Every year, we buy a cow from my cousin, who is a gentleman farmer. The beef is processed at Bain's Packing House, which has been processing meat for 50 some years. They also sell a limited amount of meat over the counter. Last week, Peter took a trip to Bain's and bought some fresh bacon which he presented to me.

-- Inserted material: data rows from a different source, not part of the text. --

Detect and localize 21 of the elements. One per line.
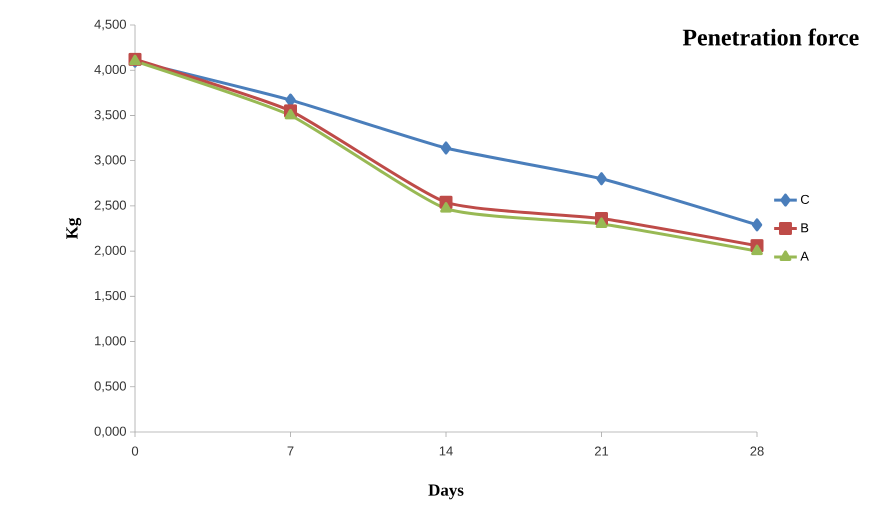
y-tick-label: 2,000 [94, 246, 126, 256]
y-axis-title: Kg [66, 218, 82, 240]
y-tick-label: 1,000 [95, 336, 126, 347]
legend-label: B [801, 223, 808, 232]
y-tick-label: 0,000 [94, 426, 126, 438]
x-tick-label: 0 [132, 446, 138, 456]
x-tick-label: 28 [750, 446, 764, 456]
y-tick-label: 4,500 [94, 20, 126, 30]
y-tick-label: 4,000 [94, 64, 126, 76]
legend-label: C [800, 194, 810, 204]
y-tick-label: 2,500 [94, 200, 126, 212]
y-tick-label: 0,500 [94, 381, 126, 392]
x-tick-label: 21 [594, 446, 608, 456]
y-tick-label: 3,000 [94, 155, 126, 166]
x-tick-label: 14 [440, 446, 453, 456]
x-tick-label: 7 [288, 446, 294, 456]
x-axis-title: Days [428, 484, 464, 500]
y-tick-label: 1,500 [95, 290, 126, 302]
legend-label: A [800, 252, 809, 261]
chart-title: Penetration force [682, 28, 859, 46]
y-tick-label: 3,500 [94, 110, 126, 121]
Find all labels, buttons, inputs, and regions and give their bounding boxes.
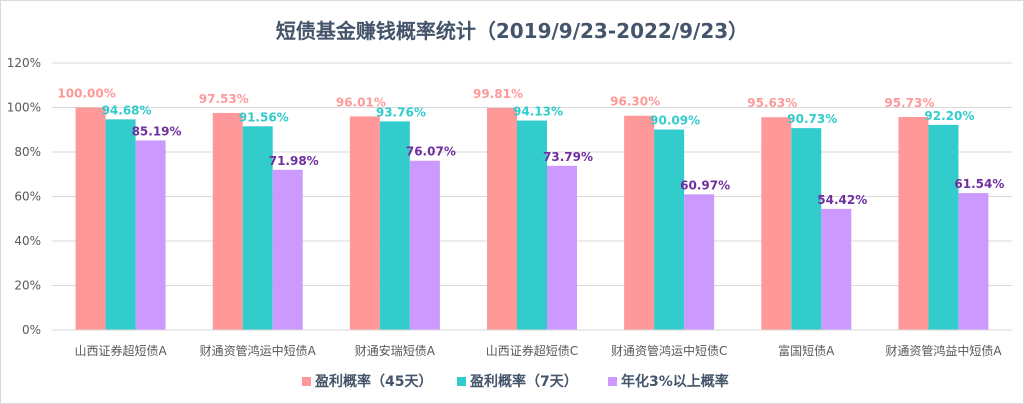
data-label: 90.09% xyxy=(650,114,700,128)
legend-swatch xyxy=(302,377,311,386)
bar xyxy=(547,165,577,330)
bar xyxy=(135,140,166,330)
bar xyxy=(624,115,655,330)
x-tick-label: 山西证券超短债A xyxy=(74,343,167,358)
bar xyxy=(821,208,852,330)
data-label: 85.19% xyxy=(132,124,182,138)
bar xyxy=(761,117,792,330)
y-tick-label: 40% xyxy=(14,234,41,248)
x-tick-label: 财通资管鸿运中短债A xyxy=(200,343,317,358)
bar xyxy=(349,116,380,330)
data-label: 99.81% xyxy=(473,87,523,101)
x-tick-label: 财通资管鸿运中短债C xyxy=(611,343,727,358)
legend-label: 年化3%以上概率 xyxy=(621,373,729,390)
bar xyxy=(272,169,303,330)
bar xyxy=(75,107,106,330)
legend-label: 盈利概率（45天） xyxy=(314,373,432,390)
bar xyxy=(212,112,243,330)
data-label: 94.13% xyxy=(513,105,563,119)
bar xyxy=(487,107,517,330)
data-label: 95.63% xyxy=(747,96,797,110)
x-tick-label: 山西证券超短债C xyxy=(486,343,578,358)
data-label: 73.79% xyxy=(543,150,593,164)
data-label: 90.73% xyxy=(787,112,837,126)
data-label: 71.98% xyxy=(269,154,319,168)
x-tick-label: 财通安瑞短债A xyxy=(355,343,436,358)
data-label: 54.42% xyxy=(817,193,867,207)
data-label: 60.97% xyxy=(680,178,730,192)
legend-label: 盈利概率（7天） xyxy=(469,373,578,390)
legend-swatch xyxy=(608,377,617,386)
data-label: 100.00% xyxy=(57,87,115,101)
data-label: 93.76% xyxy=(376,105,426,119)
bar xyxy=(105,119,136,330)
bar xyxy=(517,120,547,330)
x-tick-label: 富国短债A xyxy=(778,343,835,358)
data-label: 94.68% xyxy=(102,103,152,117)
y-tick-label: 120% xyxy=(7,56,41,70)
y-tick-label: 100% xyxy=(7,101,41,115)
data-label: 92.20% xyxy=(924,109,974,123)
data-label: 97.53% xyxy=(199,92,249,106)
chart-title: 短债基金赚钱概率统计（2019/9/23-2022/9/23） xyxy=(276,19,748,43)
bar xyxy=(409,160,440,330)
data-label: 76.07% xyxy=(406,145,456,159)
bar xyxy=(958,193,989,330)
x-tick-label: 财通资管鸿益中短债A xyxy=(885,343,1002,358)
y-tick-label: 80% xyxy=(14,145,41,159)
bar xyxy=(791,128,822,330)
y-tick-label: 20% xyxy=(14,279,41,293)
bar xyxy=(684,194,715,330)
bar xyxy=(379,121,410,330)
y-tick-label: 60% xyxy=(14,190,41,204)
legend-swatch xyxy=(457,377,466,386)
data-label: 96.01% xyxy=(336,95,386,109)
data-label: 95.73% xyxy=(884,96,934,110)
bar xyxy=(928,124,959,330)
data-label: 61.54% xyxy=(954,177,1004,191)
y-tick-label: 0% xyxy=(22,323,41,337)
data-label: 91.56% xyxy=(239,110,289,124)
bar xyxy=(898,117,929,330)
bar xyxy=(654,129,685,330)
data-label: 96.30% xyxy=(610,95,660,109)
bar xyxy=(242,126,273,331)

When life gives you free fresh bacon, what else is a nice Italian girl to do but make Pasta Carbonara?
On the menu:
Tomato & Mozzarella Salad
Pasta Carbonara
Italian Bread
Raspberry Creme Brulee
Tomato & Mozzarella Salad
Four medium size ripe tomatoes
Half pound fresh mozzarella
A good hearty balsamic vinaigrette dressing
Slice tomatoes. Soak tomatoes and mozzarella in dressing several hours until ready to serve.
Pasta Carbonara
9 bacon slices, chopped
1 tablespoon butter
1/2 cup heavy whipping cream
1/2 cup grated Parmesan cheese
4 large egg yolks
12 ounces fettuccine
additional Parmesan
Combine bacon and butter in heavy sauté pan over medium heat. Sauté until bacon is brown and crisp. Using a slotted spoon, transfer bacon to paper towels to drain. Whisk cream, Parmesan and egg yolks in medium bowl to blend. Whisk in 2 tablespoons drippings from skillet. Set cream mixture aside, discard remaining drippings.
Cook pasta in boiling salted water with 1 tablespoon olive oil until just tender but still firm to the bite. Drain pasta and return to pan. Add cream mixture to pasta. Toss over medium low heat until sauce cooks through and coats pasta thickly, 4 to 5 minutes. Do not boil. Mix in bacon. Season to taste with fresh ground black pepper, red pepper flakes and Parmesan.
Raspberry Creme Brulee
6 tablespoons raspberry jam
1 pint fresh raspberries
6 large egg yolks
6 tablespoons sugar
1 teaspoon vanilla
1 1/2 cups whipping cream
12 teaspoons brown sugar
Preheat oven to 325. Spread 1 tablespoon jam over bottom of each six 3/4 cup ramekins. Press berries, placed on their sides, into jam in each dish. Reserve remaining berries for garnish.
Whisk yolks and 6 tablespoons sugar in medium bowl to blend. Add vanilla. Gradually whisk in cream. Divide mixture among ramekins. Arrange dishes in 13 x 9 baking pan. Pour enough hot water into pan to come halfway up sides of ramekins.
Bake until set in center, about 45 minutes. Place pan on work surface and cool in water for half hour. Remove from water, chill overnight.
Preheat broiler. Sieve 2 teaspoons brown sugar unto each custard. Place dishes on small baking sheet and broil until sugar starts to caramelize, rotating sheet once for even browning. Chill until topping hardens. Garnish with remaining berries.